The Marxer building on a rare sun-splashed January morning in Vaduz.
An “active energy building” bristling with new technology has officially spread its sophisticated wings in Vaduz, Liechtenstein.
The six-year project was directed by Anton Falkeis and his wife, Cornelia Falkeis-Senn, world-renowned architects based in Vienna. Their client, Liechtenstein attorney and banker Peter Marxer, challenged them to design a sustainable apartment building that relies as much as possible on renewable energy.
A team that included energy experts from the Lucerne University of Applied Sciences and Arts was assembled for the complex task. Countless hours of planning, research, design work, computer modeling and prototyping produced a number of innovations used in the 12-unit Marxer building, including:
• An array of 13 photovoltaic panels that rise from the roof and track the sun’s path across the sky, optimizing the collection of solar energy.
• Load-bearing structures that mimic nature in appearance and function.
• “Acoustically active” three-dimensional interior lighting elements that act as sound diffusors and absorbers.
Anton Falkeis and one of the PCM-filled climate wings.
The computer-controlled solar panels, which measure up to 14 square meters, rise from the roof at sunrise and turn with the sun during the day. When night falls or inclement weather approaches, the panels automatically fold back into the roof. The system is said to collect nearly three times the solar energy of stationary panels.
Anton Falkeis described the project as a “prototype for a decentralized urban energy production system that’s part of a bigger network.”
“We created an energy cluster with the surrounding buildings, some of which are owned by the same client,” he said. “We share the energy generated by our PV trackers embedded in the roof structure first with the cluster. We sell any surplus to the grid. The utility can use the surplus to refill the hydro power plant storage.”

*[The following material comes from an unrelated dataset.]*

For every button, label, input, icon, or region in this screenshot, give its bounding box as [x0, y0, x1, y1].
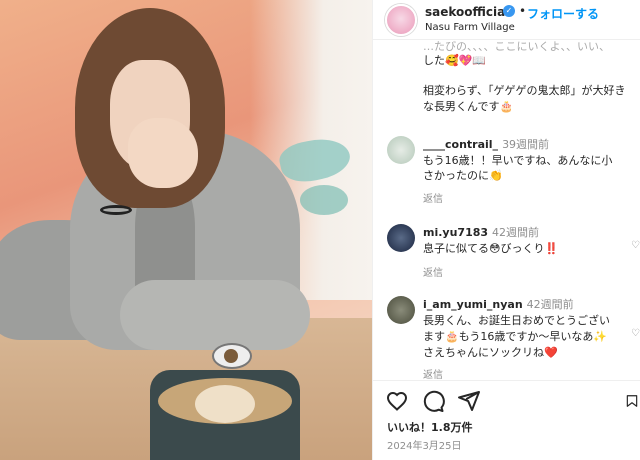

The climate wings contain 1.4 metric tons of Rubitherm PCM enclosed in aluminum tubes.
Each climate wing contains rows of PCM-filled aluminum tubes.
Four wings on the building’s western side are dedicated to heating. They are filled with PCM that has a melting point of 31 degrees Celsius. In cold months, these wings open during the day, exposing the PCM to solar radiation that melts the material. Each wing folds back at night and connects to ventilation systems in the adjoining apartments. The tubes release heat as the PCM solidifies, and low-power fans move the warm air throughout the apartments.
Three wings on the eastern side are dedicated to cooling. The PCM in these has a melting point of 21 degrees C. In summer, the wings open at night, allowing cool air to solidify the PCM. Each wing folds back against the building during the day and connects to the adjoining ventilation systems. Indoor air is cooled as it flows past the frozen PCM in the wing.
Ducts carry air warmed by PCM into the apartments.
How did the team address flammability issues associated with biobased PCM?
“We developed the encapsulation so that no oxygen can come in contact with the PCM,” Falkeis said. “The whole thing was tested to 300 degrees Celsius, heating up, cooling down, heating up. And finally we got permission by the building commission, a Swiss testing certificate, to use it in the building envelope. Swiss testing accreditation is valid all over Europe.”
Aside from patent applications, what’s next for all this ground-breaking technology?
“We need to reduce complexity and try to produce more standardized building envelope panels or systems that could be part of a regular building system,” Falkeis said. “This is our next step: Reducing the complexity in terms of form.”
He also hopes to spread awareness. "Active energy building" technology was on display at a New York City exhibition that ended in January. The exhibit opens in Los Angeles on March 1; after that, it will be on display in Vienna and Berlin.
Now that the complex project is complete and the first tenants have moved in, the architect says he is "very happy" with the results.
“There’s a lot of architectural and technological detailing,” he said. “There are more than 800 drawings just on detail. It’s very precise. It’s very well done. Very high standards. It’s really crazy how finally everything came out like we planned it. It was six years of hard work, being on site, checking everything. … It was a sort of never-ending ongoing research project. It was really exciting to be part of this.”
The east side of Marxer building faces a small park, a biking trail and a creek.